Namun, karena korban tidak membuat laporan polisi, para pelaku diserahkan kepada Suku Dinas Sosial Jakarta Pusat sebagai pihak yang berwenang. Hal ini menunjukkan bahwa penanganan jukir liar tidak hanya menjadi tugas kepolisian, tetapi juga membutuhkan keterlibatan instansi lain yang berfokus pada kesejahteraan sosial dan pemberdayaan masyarakat.

Menuju Solusi yang Berkelanjutan

Penertiban jukir liar di Tanah Abang adalah persoalan kompleks yang membutuhkan solusi yang berkelanjutan.
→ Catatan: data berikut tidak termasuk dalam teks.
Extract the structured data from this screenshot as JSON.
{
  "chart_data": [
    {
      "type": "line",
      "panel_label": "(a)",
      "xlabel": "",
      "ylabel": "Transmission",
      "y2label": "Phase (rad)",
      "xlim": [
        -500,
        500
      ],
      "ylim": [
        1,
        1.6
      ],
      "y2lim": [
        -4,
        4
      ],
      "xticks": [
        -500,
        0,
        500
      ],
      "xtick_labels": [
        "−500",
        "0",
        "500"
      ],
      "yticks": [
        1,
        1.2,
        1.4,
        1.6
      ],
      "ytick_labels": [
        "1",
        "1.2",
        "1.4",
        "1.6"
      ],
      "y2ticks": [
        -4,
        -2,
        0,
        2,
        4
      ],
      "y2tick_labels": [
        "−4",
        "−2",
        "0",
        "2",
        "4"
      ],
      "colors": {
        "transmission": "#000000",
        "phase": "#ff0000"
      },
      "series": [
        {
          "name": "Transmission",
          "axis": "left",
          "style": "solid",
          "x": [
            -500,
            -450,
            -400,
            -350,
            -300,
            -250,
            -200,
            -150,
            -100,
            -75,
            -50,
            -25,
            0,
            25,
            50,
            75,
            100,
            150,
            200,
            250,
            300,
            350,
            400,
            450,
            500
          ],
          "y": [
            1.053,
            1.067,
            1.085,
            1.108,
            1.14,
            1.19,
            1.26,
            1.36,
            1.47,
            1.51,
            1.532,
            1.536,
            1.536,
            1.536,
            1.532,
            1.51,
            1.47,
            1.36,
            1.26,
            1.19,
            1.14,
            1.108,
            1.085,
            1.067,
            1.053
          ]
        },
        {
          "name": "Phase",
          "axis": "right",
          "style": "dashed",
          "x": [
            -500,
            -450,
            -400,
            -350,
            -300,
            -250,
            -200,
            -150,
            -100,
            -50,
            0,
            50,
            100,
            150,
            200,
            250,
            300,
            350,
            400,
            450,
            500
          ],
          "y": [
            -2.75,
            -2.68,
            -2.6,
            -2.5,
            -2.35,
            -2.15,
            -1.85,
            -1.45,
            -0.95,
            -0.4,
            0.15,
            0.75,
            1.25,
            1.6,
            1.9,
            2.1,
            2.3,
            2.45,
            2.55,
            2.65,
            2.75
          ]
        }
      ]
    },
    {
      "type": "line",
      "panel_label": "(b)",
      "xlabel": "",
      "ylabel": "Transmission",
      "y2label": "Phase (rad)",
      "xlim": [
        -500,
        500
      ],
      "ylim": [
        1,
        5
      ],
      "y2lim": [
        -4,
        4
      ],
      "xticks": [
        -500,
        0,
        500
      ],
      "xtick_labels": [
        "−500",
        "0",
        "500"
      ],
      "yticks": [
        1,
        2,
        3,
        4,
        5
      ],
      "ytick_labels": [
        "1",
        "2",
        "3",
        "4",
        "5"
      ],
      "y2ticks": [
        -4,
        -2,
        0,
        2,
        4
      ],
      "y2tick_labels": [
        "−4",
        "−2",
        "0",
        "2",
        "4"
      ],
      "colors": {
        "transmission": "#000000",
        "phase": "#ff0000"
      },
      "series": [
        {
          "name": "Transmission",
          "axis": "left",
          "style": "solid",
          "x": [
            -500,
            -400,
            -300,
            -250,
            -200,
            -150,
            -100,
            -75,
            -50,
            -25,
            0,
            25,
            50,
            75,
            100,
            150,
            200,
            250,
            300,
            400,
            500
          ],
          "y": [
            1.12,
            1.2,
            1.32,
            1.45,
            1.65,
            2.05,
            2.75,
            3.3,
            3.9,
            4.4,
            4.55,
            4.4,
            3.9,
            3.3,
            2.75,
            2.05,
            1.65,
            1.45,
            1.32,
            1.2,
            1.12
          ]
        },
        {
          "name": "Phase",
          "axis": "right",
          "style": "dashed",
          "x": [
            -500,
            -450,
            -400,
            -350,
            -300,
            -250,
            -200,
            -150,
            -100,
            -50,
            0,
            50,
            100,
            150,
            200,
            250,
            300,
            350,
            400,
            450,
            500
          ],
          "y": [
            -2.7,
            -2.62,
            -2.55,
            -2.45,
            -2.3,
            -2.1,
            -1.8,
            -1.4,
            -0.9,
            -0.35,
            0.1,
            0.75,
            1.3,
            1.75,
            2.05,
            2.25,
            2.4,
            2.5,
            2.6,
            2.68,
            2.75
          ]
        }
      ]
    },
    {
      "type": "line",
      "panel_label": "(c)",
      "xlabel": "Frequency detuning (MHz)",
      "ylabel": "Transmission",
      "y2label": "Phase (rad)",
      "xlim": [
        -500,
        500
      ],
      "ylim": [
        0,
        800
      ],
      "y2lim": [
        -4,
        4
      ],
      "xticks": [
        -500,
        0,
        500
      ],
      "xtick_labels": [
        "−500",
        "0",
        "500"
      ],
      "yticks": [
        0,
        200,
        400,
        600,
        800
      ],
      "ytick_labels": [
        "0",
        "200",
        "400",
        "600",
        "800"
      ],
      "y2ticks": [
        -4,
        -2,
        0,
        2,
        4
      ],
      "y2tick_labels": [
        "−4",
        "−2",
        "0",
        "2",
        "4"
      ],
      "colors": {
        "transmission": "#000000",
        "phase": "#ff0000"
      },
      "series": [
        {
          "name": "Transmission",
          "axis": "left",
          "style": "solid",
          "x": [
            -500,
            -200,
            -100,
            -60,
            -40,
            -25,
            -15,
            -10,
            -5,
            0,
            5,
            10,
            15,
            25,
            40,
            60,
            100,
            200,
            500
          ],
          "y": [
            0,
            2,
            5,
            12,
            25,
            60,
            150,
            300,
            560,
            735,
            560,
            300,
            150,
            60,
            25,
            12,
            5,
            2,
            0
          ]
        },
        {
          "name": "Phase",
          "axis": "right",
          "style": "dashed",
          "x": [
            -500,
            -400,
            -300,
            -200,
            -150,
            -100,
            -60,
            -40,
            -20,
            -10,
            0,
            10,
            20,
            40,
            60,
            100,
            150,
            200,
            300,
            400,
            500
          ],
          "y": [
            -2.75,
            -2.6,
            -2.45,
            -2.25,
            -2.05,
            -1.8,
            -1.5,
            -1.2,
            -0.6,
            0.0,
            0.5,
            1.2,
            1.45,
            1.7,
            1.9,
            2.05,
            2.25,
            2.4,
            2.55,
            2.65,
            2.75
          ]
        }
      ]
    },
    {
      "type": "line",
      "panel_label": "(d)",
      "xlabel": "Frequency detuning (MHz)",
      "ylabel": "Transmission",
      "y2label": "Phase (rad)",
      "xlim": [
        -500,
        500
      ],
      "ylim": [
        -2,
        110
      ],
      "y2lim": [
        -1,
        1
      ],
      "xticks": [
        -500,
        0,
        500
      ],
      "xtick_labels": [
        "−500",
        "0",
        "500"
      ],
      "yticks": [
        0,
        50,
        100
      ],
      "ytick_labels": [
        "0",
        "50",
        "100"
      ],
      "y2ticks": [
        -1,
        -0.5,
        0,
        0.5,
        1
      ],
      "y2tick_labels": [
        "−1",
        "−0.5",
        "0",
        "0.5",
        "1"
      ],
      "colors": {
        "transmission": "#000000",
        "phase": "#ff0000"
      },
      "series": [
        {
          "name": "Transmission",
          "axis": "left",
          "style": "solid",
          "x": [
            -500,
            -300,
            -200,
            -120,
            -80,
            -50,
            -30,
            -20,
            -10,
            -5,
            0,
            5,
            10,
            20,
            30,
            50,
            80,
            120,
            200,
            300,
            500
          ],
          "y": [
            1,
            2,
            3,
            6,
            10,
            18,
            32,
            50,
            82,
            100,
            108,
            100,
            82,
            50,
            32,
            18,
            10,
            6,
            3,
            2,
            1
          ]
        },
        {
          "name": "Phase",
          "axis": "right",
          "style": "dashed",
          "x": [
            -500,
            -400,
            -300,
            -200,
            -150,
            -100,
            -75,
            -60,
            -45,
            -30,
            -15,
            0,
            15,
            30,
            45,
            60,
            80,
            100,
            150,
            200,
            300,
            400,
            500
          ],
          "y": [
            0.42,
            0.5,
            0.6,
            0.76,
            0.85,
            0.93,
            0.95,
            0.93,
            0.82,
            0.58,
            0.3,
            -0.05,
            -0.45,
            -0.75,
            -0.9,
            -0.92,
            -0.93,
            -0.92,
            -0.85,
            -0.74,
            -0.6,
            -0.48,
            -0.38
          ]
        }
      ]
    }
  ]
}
Pendekatan represif mungkin dapat memberikan efek jera sementara, tetapi tidak menyelesaikan akar masalahnya. Diperlukan pendekatan yang lebih holistik yang melibatkan berbagai pihak, termasuk Pemprov DKI Jakarta, kepolisian, Suku Dinas Sosial, pengelola pasar, pedagang, dan tentu saja, para jukir liar itu sendiri.

Salah satu solusi yang dapat dipertimbangkan adalah dengan menyediakan lahan parkir yang memadai dan dikelola secara profesional. Selain itu, Pemprov DKI Jakarta juga dapat memberikan pelatihan dan pendampingan kepada para jukir liar agar mereka memiliki keterampilan yang dibutuhkan untuk bekerja di sektor formal. Dengan demikian, penertiban jukir liar tidak hanya bertujuan untuk menegakkan hukum, tetapi juga untuk meningkatkan kesejahteraan masyarakat dan menciptakan lingkungan yang lebih aman dan nyaman bagi semua pihak.